When Archibald was injured last Saturday in the opening minute of Game 3, the Celtics were understandably jarred out of synch offensively and defensively. With their playmaker absent, they failed to score 100 points in either of two losses that weekend in the Spectrum.
With Henderson feeling more confident after two days of practice as the new floor leader, the Celtics' offense returned to peak efficiency in Wednesday night's 114-85 romp. Boston Coach Bill Fitch is hoping it remains at that level the rest of the series.
"Those two days of practice really helped," Henderson said, referring to lengthy workouts Monday and Tuesday. "We established a game plan that I felt comfortable with. I knew what the coach wanted and I didn't have to look over at the bench every time I got the ball.
"We were a lot more fluid," he continued. "We had five people moving as one, instead of five people going in five different directions like we were in Philly."
One of Henderson's major assignments was to get Robert Parish back in the flow of the offense. The 7-foot center, who averaged 23 points a game when the Celtics defeated Washington, 4-1, in the conference semifinals, had only 32 points in those weekend losses. He was benched for the fourth quarter of both games.
"I want to go to Robert early," Henderson said. "The best way to do that is push the ball up quickly before the defense can get set. If the defense isn't set, they can't help out on Robert and he's murder going one-on-one with anybody."
Parish scored 15 of his 26 points in the first quarter as the Celtics raced to a 33-22 lead they never lost. The game plan tonight is to follow the same formula. The pattern of this series, except for Game 3, has been that the team leading after the first quarter has won.
Another explanation for the Celtics' offensive resurgence is that Parish was positioned at the high post. This tactic will be repeated tonight for several reasons:
With Parish setting up near the foul line, forwards Cedric Maxwell and Larry Bird have more room to maneuver around the basket. Both had four offensive rebounds in Game 5 and scored 15 and 20 points, respectively.
Parish is more effective when facing the basket because he can shoot his jumper or drive, and doesn't have to trade elbows with Caldwell Jones or Darryl Dawkins.
By playing Parish outside, Jones or Dawkins are drawn from the basket and are less effective rebounders and shot blockers. Dawkins had one blocked shot Wednesday and Jones had none.
"Facing up helps me," Parish said. "They don't know if I'm going to drive or shoot the jumper. It puts a lot more pressure on the defense."
Pressure is something the 76ers have been fighting since they left their cramped dressing quarters in the Boston Garden Wednesday night. The question reporters were asking and the players must be asking themselves is: will this be a repeat of last year's series, when the 76ers took a 3-1 lead and then lost three in a row?
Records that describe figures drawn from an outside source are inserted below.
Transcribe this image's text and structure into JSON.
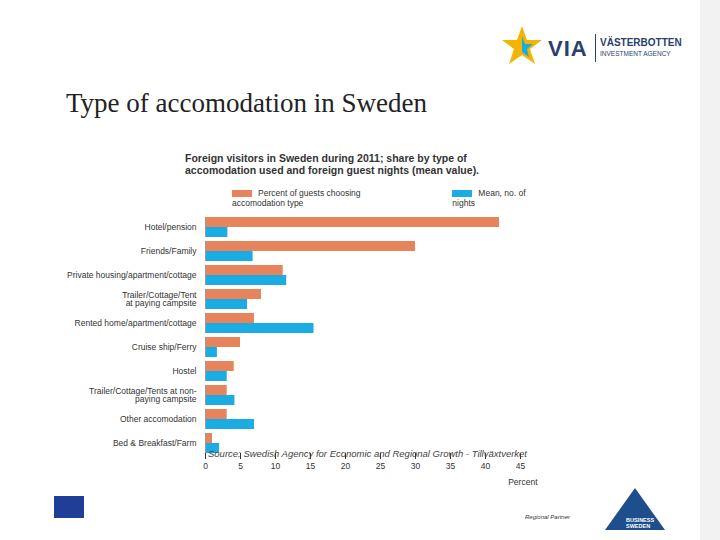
{
  "chart_data": {
    "type": "bar",
    "orientation": "horizontal",
    "title": "Foreign visitors in Sweden during 2011; share by type of accomodation used and foreign guest nights (mean value).",
    "categories": [
      "Hotel/pension",
      "Friends/Family",
      "Private housing/apartment/cottage",
      "Trailer/Cottage/Tent\nat paying campsite",
      "Rented home/apartment/cottage",
      "Cruise ship/Ferry",
      "Hostel",
      "Trailer/Cottage/Tents at non-\npaying campsite",
      "Other accomodation",
      "Bed & Breakfast/Farm"
    ],
    "series": [
      {
        "name": "Percent of guests choosing accomodation type",
        "color": "#e8845c",
        "values": [
          42,
          30,
          11.1,
          8,
          7,
          5,
          4.1,
          3.1,
          3.1,
          1
        ]
      },
      {
        "name": "Mean, no. of nights",
        "color": "#1aace3",
        "values": [
          3.2,
          6.8,
          11.6,
          6,
          15.5,
          1.7,
          3.1,
          4.2,
          7,
          2
        ]
      }
    ],
    "x_label": "Percent",
    "xlim": [
      0,
      45
    ],
    "xticks": [
      0,
      5,
      10,
      15,
      20,
      25,
      30,
      35,
      40,
      45
    ],
    "grid": false,
    "legend": "top",
    "source": "Source: Swedish Agency for Economic and Regional Growth - Tillväxtverket"
  },
  "slide": {
    "title": "Type of accomodation in Sweden",
    "logo": [
      "VIA",
      "VÄSTERBOTTEN",
      "INVESTMENT AGENCY"
    ],
    "footer": [
      "Regional Partner",
      "BUSINESS SWEDEN"
    ]
  }
}
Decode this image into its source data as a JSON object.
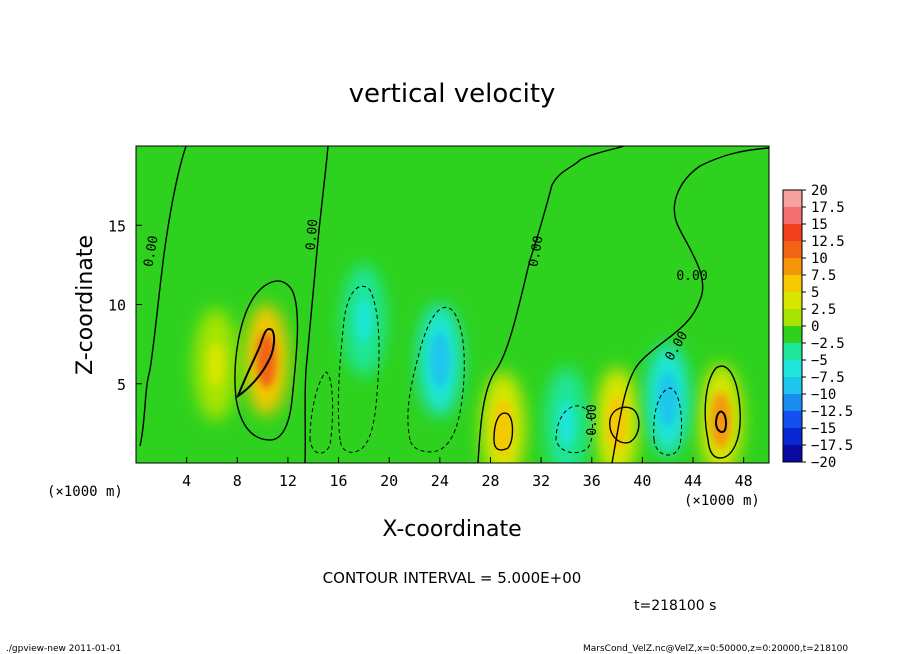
{
  "chart_data": {
    "type": "heatmap",
    "title": "vertical velocity",
    "xlabel": "X-coordinate",
    "ylabel": "Z-coordinate",
    "x_unit": "(×1000 m)",
    "x_ticks": [
      4,
      8,
      12,
      16,
      20,
      24,
      28,
      32,
      36,
      40,
      44,
      48
    ],
    "y_ticks": [
      5,
      10,
      15
    ],
    "xlim": [
      0,
      50
    ],
    "ylim": [
      0,
      20
    ],
    "contour_interval_text": "CONTOUR INTERVAL = 5.000E+00",
    "contour_labels": [
      "0.00",
      "0.00",
      "0.00",
      "0.00",
      "0.00",
      "0.00"
    ],
    "colorbar": {
      "levels": [
        "20",
        "17.5",
        "15",
        "12.5",
        "10",
        "7.5",
        "5",
        "2.5",
        "0",
        "−2.5",
        "−5",
        "−7.5",
        "−10",
        "−12.5",
        "−15",
        "−17.5",
        "−20"
      ],
      "colors": [
        "#f7a0a0",
        "#f26f6f",
        "#f0401e",
        "#f26414",
        "#f5960a",
        "#f5c800",
        "#d8e600",
        "#a8e400",
        "#2ed21e",
        "#1ee698",
        "#1ee6d8",
        "#1ec6ec",
        "#1a8cf0",
        "#1450f0",
        "#0a28d2",
        "#0a0aa0",
        "#5a0a9a"
      ]
    },
    "features": [
      {
        "kind": "updraft",
        "x": 10.3,
        "z": 6.5,
        "peak": 12.5
      },
      {
        "kind": "updraft",
        "x": 46.2,
        "z": 2.7,
        "peak": 10
      },
      {
        "kind": "updraft",
        "x": 38,
        "z": 2.5,
        "peak": 7.5
      },
      {
        "kind": "updraft",
        "x": 29,
        "z": 2.2,
        "peak": 7.5
      },
      {
        "kind": "updraft",
        "x": 6.3,
        "z": 6.2,
        "peak": 5
      },
      {
        "kind": "downdraft",
        "x": 24,
        "z": 6.5,
        "peak": -7.5
      },
      {
        "kind": "downdraft",
        "x": 18,
        "z": 9,
        "peak": -5
      },
      {
        "kind": "downdraft",
        "x": 34,
        "z": 2.5,
        "peak": -5
      },
      {
        "kind": "downdraft",
        "x": 42,
        "z": 4,
        "peak": -7.5
      }
    ],
    "time_text": "t=218100 s"
  },
  "footer": {
    "left": "./gpview-new  2011-01-01",
    "right": "MarsCond_VelZ.nc@VelZ,x=0:50000,z=0:20000,t=218100"
  }
}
"I won't be thinking of it," Julius Erving said, unconvincingly. "What happened last year is history."
Only four teams have come back from a 3-1 deficit to win an NBA playoff series. The Celtics did in 1968 and last year, Los Angeles overcame Phoenix in l970 and the Bullets won three in a row over San Antonio while trying to repeat as champions in 1979.
If the 76ers fold again, a wholesale housecleaning by Harold Katz, the new owner, might ensue. Such a move could end Erving's hopes of winning an NBA championship. The 32-year-old forward has played six years in the NBA, having made it to the finals in 1977 and 1980.